El viaje del Papa Benedicto XVI a Estados Unidos ha servido para certificar varias cosas: la primera, que estamos ante uno de los más grandes pontífices de la historia de la Iglesia. Su presencia en la vida norteamericana a lo largo de esta semana se ha dejado notar en mucha mayor medida que lo visto en pasados viajes papales, incluido el de Juan Pablo II. Los actos, intervenciones y misas celebradas al hilo de su viaje, retransmitidos por las grandes cadenas de radio y televisión nacionales norteamericanas, dan cuenta del gran impacto de su viaje en el seno de la comunidad estadounidense, y no sólo de la católica. Este fin de semana, a sólo dos días de las importantes y claves primarias electorales de Pennsylvania, Benedicto XVI ha seguido ocupando la primera plana en todas las informaciones. La emotiva misa final en el Yankee Stadium de Nueva York refleja la importancia de Benedicto XVI para un pueblo como el norteamericano que siempre miró con ciertas dudas a Roma.

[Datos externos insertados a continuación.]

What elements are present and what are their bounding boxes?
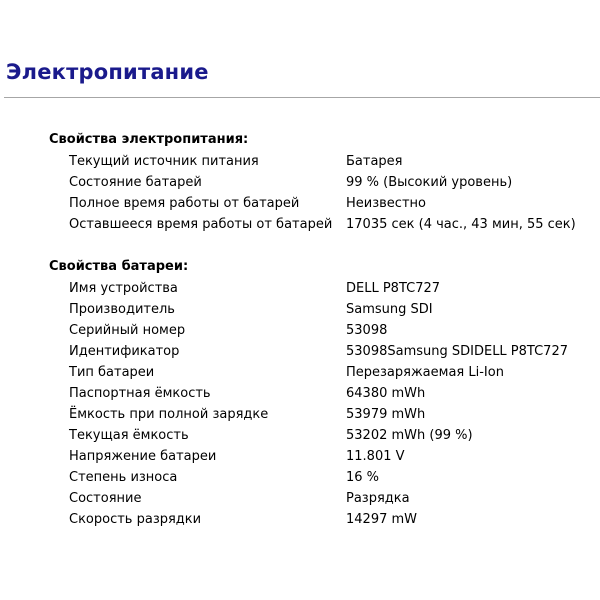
- property-label: Идентификатор: [69, 344, 180, 359]
- property-value: 64380 mWh: [346, 386, 426, 401]
- property-row-device-name: [49, 278, 600, 299]
- property-row-state: [49, 488, 600, 509]
- property-row-remaining-runtime: [49, 214, 600, 235]
- property-row-discharge-rate: [49, 509, 600, 530]
- property-value: Samsung SDI: [346, 302, 433, 317]
- property-value: 16 %: [346, 470, 380, 485]
- property-label: Ёмкость при полной зарядке: [69, 407, 269, 422]
- property-value: Батарея: [346, 154, 403, 169]
- property-label: Оставшееся время работы от батарей: [69, 217, 333, 232]
- property-label: Степень износа: [69, 470, 178, 485]
- property-row-battery-type: [49, 362, 600, 383]
- property-row-power-source: [49, 151, 600, 172]
- property-row-voltage: [49, 446, 600, 467]
- property-label: Паспортная ёмкость: [69, 386, 211, 401]
- property-value: DELL P8TC727: [346, 281, 441, 296]
- page-title: Электропитание: [6, 60, 209, 84]
- property-label: Скорость разрядки: [69, 512, 202, 527]
- property-label: Состояние батарей: [69, 175, 202, 190]
- property-label: Текущая ёмкость: [69, 428, 189, 443]
- property-value: 99 % (Высокий уровень): [346, 175, 513, 190]
- power-properties-section: [49, 132, 600, 235]
- property-label: Тип батареи: [69, 365, 155, 380]
- property-value: 53979 mWh: [346, 407, 426, 422]
- property-row-full-charge-capacity: [49, 404, 600, 425]
- property-value: Разрядка: [346, 491, 410, 506]
- property-row-wear-level: [49, 467, 600, 488]
- property-value: 53098Samsung SDIDELL P8TC727: [346, 344, 568, 359]
- battery-properties-section: [49, 259, 600, 530]
- power-properties-heading: Свойства электропитания:: [49, 132, 249, 147]
- property-label: Текущий источник питания: [69, 154, 259, 169]
- property-value: 17035 сек (4 час., 43 мин, 55 сек): [346, 217, 576, 232]
- property-value: 53202 mWh (99 %): [346, 428, 473, 443]
- property-value: 14297 mW: [346, 512, 418, 527]
- property-value: 11.801 V: [346, 449, 405, 464]
- property-value: Неизвестно: [346, 196, 426, 211]
- property-row-battery-status: [49, 172, 600, 193]
- title-divider: [4, 97, 600, 98]
- property-value: 53098: [346, 323, 388, 338]
- property-label: Производитель: [69, 302, 175, 317]
- property-row-current-capacity: [49, 425, 600, 446]
- property-row-manufacturer: [49, 299, 600, 320]
- property-row-full-runtime: [49, 193, 600, 214]
- property-label: Серийный номер: [69, 323, 186, 338]
- battery-properties-heading: Свойства батареи:: [49, 259, 189, 274]
- property-row-design-capacity: [49, 383, 600, 404]
- property-label: Полное время работы от батарей: [69, 196, 300, 211]
- property-value: Перезаряжаемая Li-Ion: [346, 365, 504, 380]
- property-row-serial-number: [49, 320, 600, 341]
- property-label: Имя устройства: [69, 281, 178, 296]
- property-label: Напряжение батареи: [69, 449, 217, 464]
- property-row-identifier: [49, 341, 600, 362]
- property-label: Состояние: [69, 491, 142, 506]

En la Casa Blanca, Benedicto XVI acertó al señalar que la búsqueda de la libertad en Estados Unidos se guió por la convicción de que los principios que gobiernan la vida política y social están íntimamente relacionados con un orden moral, sobre la base de la señoría de Dios Creador. La historia norteamericana verifica cómo la democracia sólo puede florecer cuando los líderes políticos y sus representados son guiados por la verdad, que nace de firmes principios morales y también religiosos. En la Asamblea General de Naciones Unidas, Benedicto XVI no dudó en reconocer el papel superior que desempeñan las reglas y las estructuras intrínsecamente ordenadas para promover y defender la libertad humana. Además de reconocer el carácter sagrado de la vida, Benedicto XVI apuntó cómo los derechos asociados con la religión necesitan protección, en especial si se los considera en conflicto con la ideología secular predominante o con posiciones de una mayoría religiosa de naturaleza exclusiva.
En la misa final en el Yankee Stadium de Nueva York, Benedicto XVI nos recordó cómo en doscientos años la Iglesia Católica en Estados Unidos se ha ido edificando en la fidelidad a los dos mandamientos del amor a Dios y del amor al prójimo. Desde la elevación de la primera diócesis estadounidense en Baltimore, a la Archidiócesis metropolitana, y la fundación de las sedes de Nueva York, Boston, Filadelfia y Louisville, hoy no cabe ya duda del importante papel del catolicismo en Estados Unidos. Unas horas antes, en la Zona Cero, el Papa rezó ante el recuerdo de los ataques terroristas del 11-S. Cuando un agente de la policía, disminuido físicamente tras aquel atentado, se le acercó a besarle el anillo arrodillándose, Benedicto XVI lo levantó emocionado y lo acogió en un gesto que –como tantos otros en esta visita- definen la figura de un hombre bueno, necesario para una época de peligroso relativismo moral.
Los norteamericanos, como millones de personas por todo el mundo, estamos sedientos de una figura que una a cuantos creemos en la libertad, más allá de etiquetas ideológicas o políticas. Benedicto XVI nos ha enseñado estos días, sin necesidad de decirlo, que el mensaje del catolicismo y de toda la familia hermana judeocristiana trasciende lo meramente religioso y se convierte en una actitud ante la vida tras los pasos de la divinidad. Ante una figura como la de Benedicto XVI, la sucia batalla política a la que asistimos cada día (sobre todo en este tiempo electoral de primarias y presidenciales) sólo puede observarse como un efímero charco de inmundicia, en especial si lo comparamos con el limpio mensaje espiritual, antropológico y humanístico que transpiran las palabras pronunciadas estos días por Benedicto XVI. Su presencia ha eclipsado, sin duda, las primarias. Su liderazgo espiritual y moral supera con creces las bajezas humanas y mundanas de quienes hacen de la política una mera forma secular de la existencia.